Bikes, buses and Rainier Avenue – Seattle Transit Blog
Ryan Packer, The town planner:
SDOT says the first phase of this transit route could save Route 7 riders one minute per trip, but the full extension could save riders 6 minutes during peak congestion times on the route. Rainier Ave. This could translate to up to 141 cumulative hours saved per day, given the busyness of this heavily used bus line. Although the pandemic and work-from-home measures have temporarily traffic undermined over much of the bus network, ridership on Route 7 remained high due to the prevalence of transit-dependent households and essential workers along the route, Metro reports.
A comprehensive look at the state of Rainier Avenue in 2022 as part of some much needed bus priority work. Route 7 (and/or RapidRide R) is exactly the type of route that will continue to have robust traffic all day after COVID.
This is a side note, but it seems SDOT did everyone a disservice by keeping a zombie-proof bike path in the aging. bicycle master plan for MLK (south of Mount Baker) and Rainier (north of Mount Baker).
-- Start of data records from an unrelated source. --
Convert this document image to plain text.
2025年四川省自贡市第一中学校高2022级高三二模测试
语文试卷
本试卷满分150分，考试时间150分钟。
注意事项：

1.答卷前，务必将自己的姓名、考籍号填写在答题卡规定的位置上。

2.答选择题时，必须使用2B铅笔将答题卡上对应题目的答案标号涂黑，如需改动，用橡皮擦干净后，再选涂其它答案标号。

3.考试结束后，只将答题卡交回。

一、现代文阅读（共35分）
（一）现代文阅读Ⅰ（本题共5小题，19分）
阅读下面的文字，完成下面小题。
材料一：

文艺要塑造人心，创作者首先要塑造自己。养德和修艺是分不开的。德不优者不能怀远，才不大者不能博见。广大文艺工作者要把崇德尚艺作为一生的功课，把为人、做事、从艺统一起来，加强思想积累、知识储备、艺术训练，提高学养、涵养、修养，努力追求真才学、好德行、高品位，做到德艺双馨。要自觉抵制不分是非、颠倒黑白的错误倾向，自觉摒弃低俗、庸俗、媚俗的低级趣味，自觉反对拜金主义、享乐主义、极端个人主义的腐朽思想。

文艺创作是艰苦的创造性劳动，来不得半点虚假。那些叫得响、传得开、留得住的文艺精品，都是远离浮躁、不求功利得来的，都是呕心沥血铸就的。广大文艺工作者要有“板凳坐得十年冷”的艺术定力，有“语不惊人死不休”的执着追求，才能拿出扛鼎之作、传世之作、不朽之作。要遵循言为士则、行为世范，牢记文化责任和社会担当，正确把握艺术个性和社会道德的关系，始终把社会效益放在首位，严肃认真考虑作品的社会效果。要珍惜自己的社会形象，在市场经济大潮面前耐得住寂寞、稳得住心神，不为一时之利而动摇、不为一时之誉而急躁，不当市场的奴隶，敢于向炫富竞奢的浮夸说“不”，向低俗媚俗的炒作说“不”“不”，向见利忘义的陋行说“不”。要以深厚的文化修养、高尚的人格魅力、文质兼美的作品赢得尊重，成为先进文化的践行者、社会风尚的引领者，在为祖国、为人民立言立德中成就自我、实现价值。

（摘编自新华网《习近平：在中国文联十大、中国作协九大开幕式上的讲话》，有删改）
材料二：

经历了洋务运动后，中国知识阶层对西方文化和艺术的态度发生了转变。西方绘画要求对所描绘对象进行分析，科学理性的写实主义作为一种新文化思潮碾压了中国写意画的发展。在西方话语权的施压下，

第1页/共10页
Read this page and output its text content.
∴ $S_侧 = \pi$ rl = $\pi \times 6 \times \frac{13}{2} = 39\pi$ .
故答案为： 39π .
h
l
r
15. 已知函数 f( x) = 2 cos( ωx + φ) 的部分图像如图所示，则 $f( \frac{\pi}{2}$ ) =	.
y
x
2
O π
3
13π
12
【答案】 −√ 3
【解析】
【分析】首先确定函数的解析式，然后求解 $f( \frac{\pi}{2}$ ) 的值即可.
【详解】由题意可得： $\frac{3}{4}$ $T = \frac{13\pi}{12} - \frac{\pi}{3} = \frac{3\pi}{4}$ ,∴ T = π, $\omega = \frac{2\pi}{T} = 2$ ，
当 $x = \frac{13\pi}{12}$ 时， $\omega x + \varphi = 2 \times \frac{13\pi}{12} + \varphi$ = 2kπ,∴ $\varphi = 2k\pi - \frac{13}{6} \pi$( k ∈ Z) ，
Given the traffic volumes on these corridors, it’s unlikely we’ll see bike lanes on MLK or Rainier anytime soon. SDOT will not drastically reduce the capacity of cars without air cover from the town hall, and the current president of administration and transport is unlikely to provide it.
That said, there can and absolutely should be a direct, flat, safe bike path through the Rainier Valley and we shouldn’t be playing bike-bus hunger games all the time. How could we reallocate all that surface parking, for example, before new developments fill it up? The city should engage in a real study with viable options – even ones that require capital investment – add one to the next Move Seattle Levy so that we have something to get people excited about in addition to (say) replacing the bridges in Magnolia.